Moleküler mekanik , modellerin arkasındaki fiziksel temeli tanımlamak için klasik mekaniğin ( Newton mekaniği ) kullanılmasını içerdiğinden, moleküler modellemenin bir yönüdür . Moleküler modeller tipik olarak atomları (toplu olarak çekirdek ve elektronlar) ilişkili bir kütle ile nokta yükler olarak tanımlar.

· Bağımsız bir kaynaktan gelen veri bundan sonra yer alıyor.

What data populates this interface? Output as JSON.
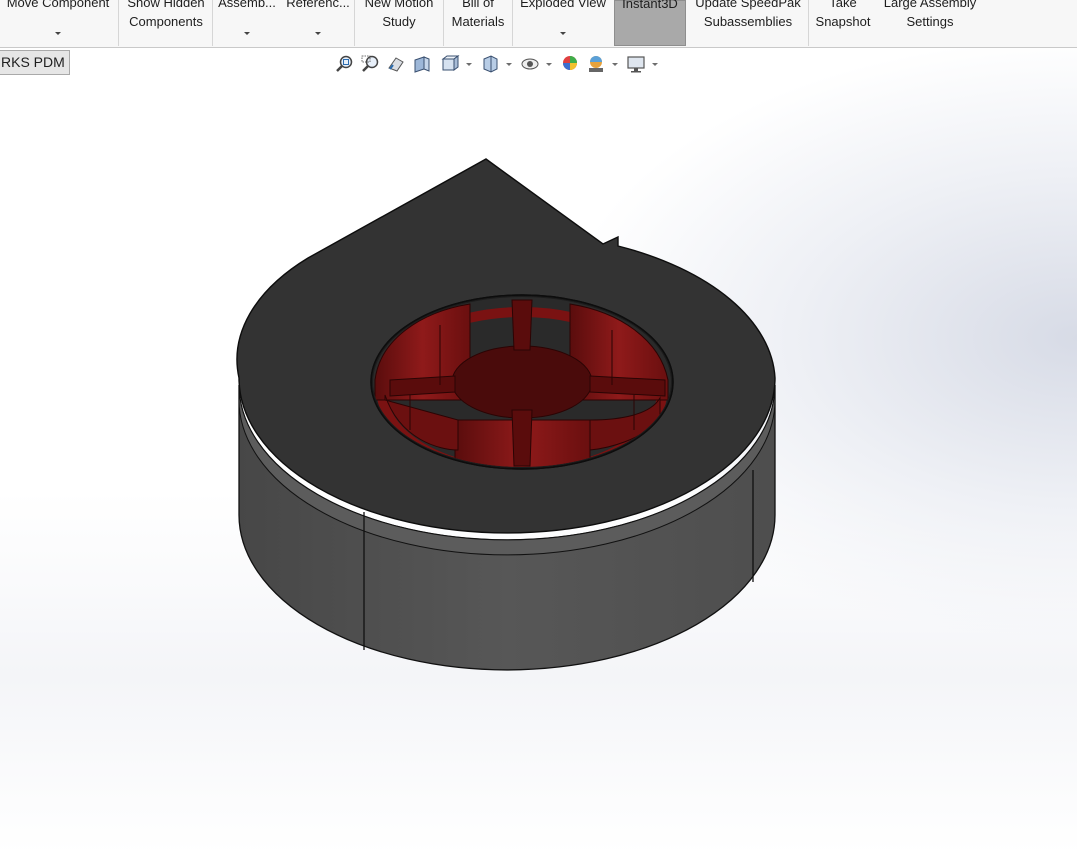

Komşu atomlar arasındaki etkileşimler, yay benzeri etkileşimler ( kimyasal bağları temsil eden ) ve Van der Waals kuvvetleriyle tanımlanır . Lennard-Jones potansiyel genel olarak ikinci tarif etmek için kullanılır. Elektrostatik etkileşimler Coulomb yasasına göre hesaplanır . Atomlara Kartezyen uzayda veya iç koordinatlarda koordinatlar atanır ve ayrıca dinamik simülasyonlarda hızlar da atanabilir. Atom hızları, makroskopik bir miktar olan sistemin sıcaklığıyla ilişkilidir. Kolektif matematiksel ifade, potansiyel bir fonksiyon olarak adlandırılır ve potansiyel ve kinetik enerjilerin toplamına eşit olan termodinamik bir miktar olan sistem iç enerjisi (U) ile ilgilidir. Potansiyel enerjiyi en aza indiren yöntemler, enerji minimizasyon yöntemleri (örneğin, en dik iniş ve eşlenik gradyan ) olarak adlandırılırken, sistemin davranışını zamanın yayılmasıyla modelleyen yöntemler moleküler dinamik olarak adlandırılır .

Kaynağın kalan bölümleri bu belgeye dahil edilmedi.